A realização da Conferência
está prevista para os dias 1º, 2 e 3 de dezembro de 2009. As fases municipais
serão feitas até 22 de junho e as etapas estaduais de 30 de junho a 15 de
setembro. Até outubro serão sistematizadas as propostas. O Executivo
comprometeu-se em publicar ainda neste mês o decreto convocando a Conferência e
a portaria que designará a Comissão Organizadora. A data escolhida para a
Conferência refere-se ao Encontro Pró-Conferência Nacional de Comunicação,
realizado no ano passado, e aos dois anos de implantação das TVs Pública e
Digital no Brasil.
A definição do cronograma foi feita na última
terça-feira,3, quando representantes da Comissão Nacional Pró-Conferência
reuniram-se com André Barbosa, assessor da Casa Civil para assuntos de Ciência e
Tecnologia, Marcelo Bechara, assessor Jurídico do Minicom, Gerson Luiz de
Almeida Silva, secretário Nacional de Articulação Social da Presidência, Diogo
Santana, assessor da Casa Civil e Sylvio Kelsen Coelho, assessor da Secretaria
de Comunicação Social.
Participaram ainda a deputada federal Luiza
Erundina (PSB-SP), Jeronimo Guedes, representando o deputado Walter Pinheiro
(PT-BA); Márcio Araújo, assessor da Comissão de Direitos Humanos e Minorias
(CDHM) e Luiz Liñares, pela Comissão de Ciência e Tecnologia, Comunicação e
Informática (CCTCI). A confirmação da Conferência foi feita pelo Presidente
Lula, durante o Fórum Social Mundial, em Belém.
Para Roseli Goffman,
Coordenadora de Mobilização da Executiva do FNDC e representante do Fórum e do
CFP na Comissão Pró-Conferência, o próximo passo é buscar junto ao Executivo
"que a Comissão Organizadora seja plural e democrática para garantir esse
caráter também à Conferência". O FNDC defende a realização de uma Conferência
tripartite, com a participação da sociedade e movimentos sociais, das empresas
de comunicação e do Executivo.
Confirmação mobiliza
FNDC
A confirmação da Conferência determinou mobilização das
entidades nacionais e comitê regionais integrantes do FNDC, que se movimentam
para defender um formato democrático. Conforme o presidente da Federação
Nacional dos Jornalistas (Fenaj), Sérgio Murillo, a convocação resulta da
pressão dos movimentos sociais que, apesar da ambigüidade do governo e da clara
contrariedade de alguns setores, lutam por ela há muito tempo.
Ele
destaca a atuação do FNDC nessa mobilização e espera que a Conferência siga os
moldes propostos pelo Fórum, conforme apontam as resoluções da última Plenária
da entidade (confira aqui). O ponto central, segundo ele, deve ser o
envolvimento de toda sociedade para a construção de políticas públicas de
comunicação. "Normalmente, esse debate é controlado por setores burocráticos do
governo, pelo empresariado e pelo parlamento com participação bastante reduzida.

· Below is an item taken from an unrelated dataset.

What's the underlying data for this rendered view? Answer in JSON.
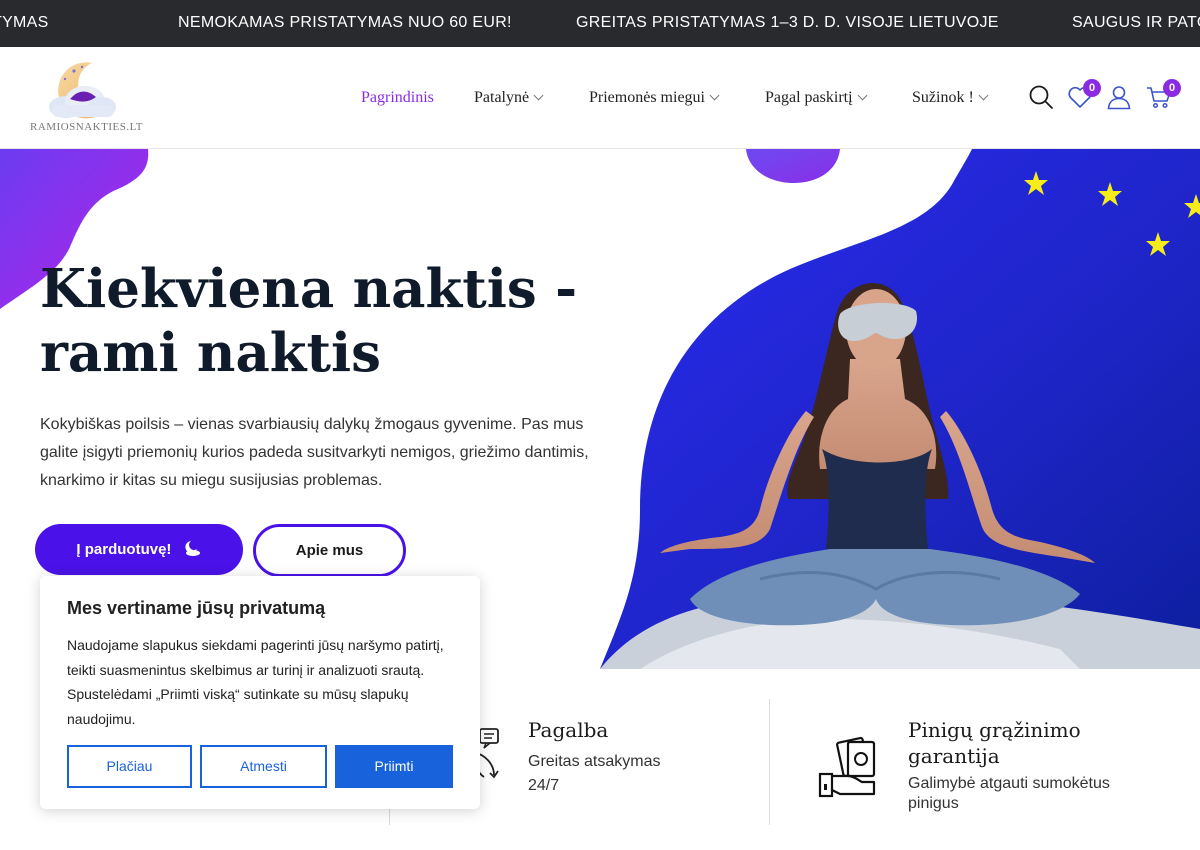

A grande novidade é que a Conferência pode assegurar nessa discussão a
participação social", afirma.
Coordenadora do Comitê Regional do Rio
Grande do Sul, a pedagoga Cláudia Cardoso, se disse surpresa com o anúncio da
Conferência. "Mas uma surpresa muito agradável. Acho que realmente o presidente
Lula ouviu o clamor da sociedade. Fomos ouvidos, depois de quase dois anos de
reuniões, de debates", afirma.
Cláudia espera ver na Conferência o
debate sobre uma nova comunicação, abordando todas as transformações que o setor
vem passando nos últimos 15 anos. "Se a gente conseguir debater isso, mostrar
como a nossa legislação é anacrônica, atrasada, e tentar atualizá-la, sairemos
felizes. Precisamos mostrar novos caminhos, um novo marco regulatório, um novo
marco filosófico da comunicação no país, privilegiando a informação como um
direito", defende.
Segundo a coordenadora, o Comitê gaúcho deve realizar
encontros e seminários preparatórios para a Conferência. "O FNDC tem
conhecimento, tem história, tem acúmulo para mostrar porque temos que discutir
comunicação, qual é a importância dela no dia-a-dia das pessoas, o que ela
define, o que ela não define. O FNDC pode oferecer para a sociedade brasileira
uma discussão qualificada de porque discutir comunicação no país",
afirma.
Reconhecer o processo em curso Na opinião de Rosane Bertotti,
secretária nacional de comunicação da CUT, a realização da Conferência
representa "uma conquista da nossa capacidade de argumentação e negociação. A
partir do momento que o governo Lula diz que vai chamar a Conferência ele está
reconhecendo a luta dos movimentos sociais". Para ela, é preciso reconhecer o
processo já construído e tê-lo como subsídio.
"A Conferência tem como
tarefa fazer uma analise geral da realidade da comunicação no país, e a partir
daí, produzir novas propostas, novas políticas públicas e reformular o marco
regulatório das comunicações", sustenta. Rosane ressalta ainda a importância do
envolvimento dos governos municipais e estaduais para garantir o caráter
democrático e massivo da Conferência. De acordo com a sindicalista, a CUT
pretende fazer um grande debate sobre comunicação com os seus
sindicatos.
A necessária participação dos setores público, privado e
estatal no âmbito da comunicação também é destacada por Jonicael Cedraz,
coordenador do Comitê FNDC da Bahia. "Vamos sentar juntos, os representantes dos
poderes legislativo, executivo, os empresários e o nosso campo da sociedade
civil para definir como garantir à sociedade brasileira, nos seus diferenciais,
nos seus limites e contradições, práticas de comunicação democráticas",
observa.
Para Jonicael, a Conferência deve ter como foco principal a
formulação de um novo marco regulatório, mas para isso também deve garantir que
campos como o da educação sejam representados. "Devemos pensar a realidade
brasileira, pensar a comunicação como uma forma de contribuir para a democracia
em todos os meios".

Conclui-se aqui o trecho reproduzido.